Examine Radiation Exposures

This section provides information to health assessors on examining radiation exposures.

As noted in the EPCs and Exposure Calculations section of this e-manual, there are differences in the process for evaluating radiological exposures compared to chemical exposures. ATSDR has developed a basic guidance document to introduce health assessors to the science of radiological dose assessment. But because it can be difficult to ascertain the effects resulting from radiation exposure, health assessors should consult a health physicist before conducting a public health evaluation.

People can be exposed to radiation either externally or internally. External exposure occurs when a person is exposed to a source of penetrating radiation (beta particles of specific energies and gamma radiation). Internal exposure occurs when a person inhales or ingests radioactive materials or they are absorbed through the skin or taken in through wounds. The potential for health effects depends on the radiation dose delivered, rate of delivery, and where radionuclides concentrate in the body.

All radionuclides are partly absorbed from the lungs and intestinal tract into the bloodstream where they circulate through the body and either redeposit in organs or are cleared by the kidneys for urinary excretion. In general, most radionuclides taken into the body by ingestion are excreted in feces. Some radionuclides accumulate in specific tissues. Generally, cells that divide most rapidly are most sensitive to ionizing radiation.

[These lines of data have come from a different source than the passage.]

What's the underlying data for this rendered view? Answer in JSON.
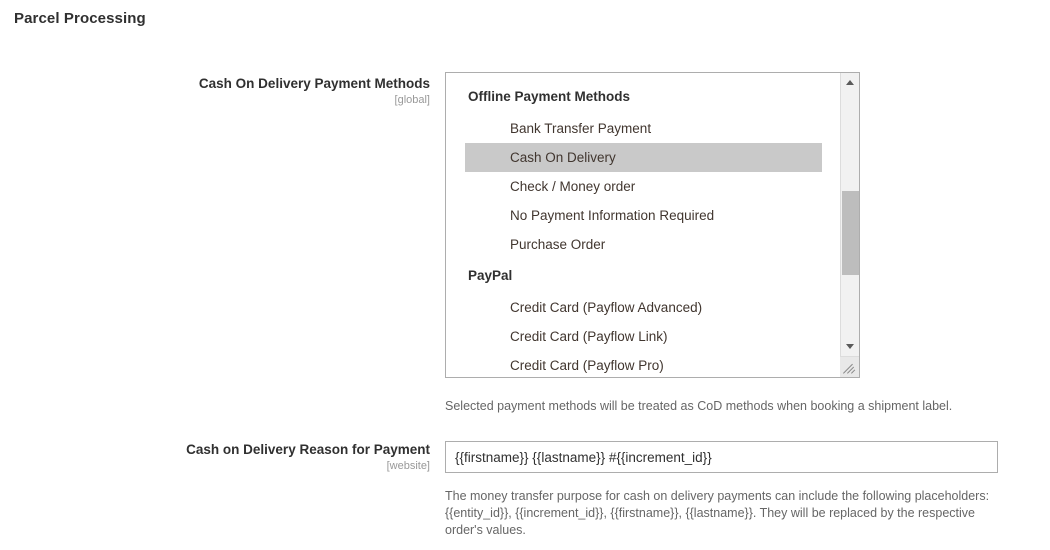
{
  "page": {
    "title": "Parcel Processing"
  },
  "fields": [
    {
      "label": "Cash On Delivery Payment Methods",
      "scope": "[global]",
      "note": "Selected payment methods will be treated as CoD methods when booking a shipment label.",
      "groups": [
        {
          "label": "Offline Payment Methods",
          "options": [
            {
              "label": "Bank Transfer Payment",
              "selected": false
            },
            {
              "label": "Cash On Delivery",
              "selected": true
            },
            {
              "label": "Check / Money order",
              "selected": false
            },
            {
              "label": "No Payment Information Required",
              "selected": false
            },
            {
              "label": "Purchase Order",
              "selected": false
            }
          ]
        },
        {
          "label": "PayPal",
          "options": [
            {
              "label": "Credit Card (Payflow Advanced)",
              "selected": false
            },
            {
              "label": "Credit Card (Payflow Link)",
              "selected": false
            },
            {
              "label": "Credit Card (Payflow Pro)",
              "selected": false
            }
          ]
        }
      ]
    },
    {
      "label": "Cash on Delivery Reason for Payment",
      "scope": "[website]",
      "value": "{{firstname}} {{lastname}} #{{increment_id}}",
      "placeholder": "",
      "note": "The money transfer purpose for cash on delivery payments can include the following placeholders: {{entity_id}}, {{increment_id}}, {{firstname}}, {{lastname}}. They will be replaced by the respective order's values."
    }
  ],
  "colors": {
    "selected_row": "#c9c9c9",
    "border": "#adadad",
    "note_text": "#666666",
    "scope_text": "#999999",
    "label_text": "#303030"
  }
}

Also recognize that uranium can pose significant chemical toxicity not related to its radiotoxicity. For example, the most sensitive health endpoint for uranium exposure is its chemical toxicity to the kidney rather than its radiotoxicity.

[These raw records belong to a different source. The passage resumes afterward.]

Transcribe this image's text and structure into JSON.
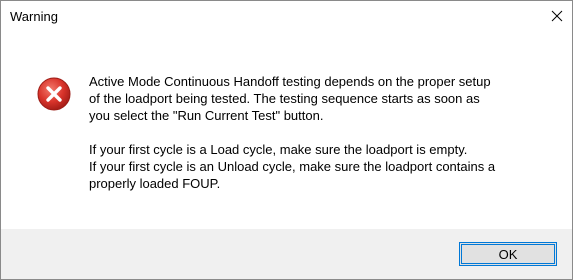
{
  "window": {
    "title": "Warning"
  },
  "icons": {
    "close": "close-icon",
    "status": "error-icon",
    "error_color": "#e03b3b"
  },
  "message": {
    "line1": "Active Mode Continuous Handoff testing depends on the proper setup",
    "line2": "of the loadport being tested.  The testing sequence starts as soon as",
    "line3": "you select the \"Run Current Test\" button.",
    "line4": "If your first cycle is a Load cycle, make sure the loadport is empty.",
    "line5": "If your first cycle is an Unload cycle, make sure the loadport contains a",
    "line6": "properly loaded FOUP."
  },
  "buttons": {
    "ok_label": "OK"
  },
  "colors": {
    "accent": "#0078d7",
    "footer_bg": "#f0f0f0",
    "button_bg": "#e1e1e1"
  }
}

There are models to estimate the radiation dose to specific organs and tissues, as well as total body dose. However, interpretation of these model results will require specialized knowledge of dose assessment and the integration period of the radiological decay. Like chemical exposures, ionizing radiation can produce many different effects, depending on (1) the type of radiation, (2) the radionuclide and its decay products, and (3) the dose received by the critical or most sensitive organ.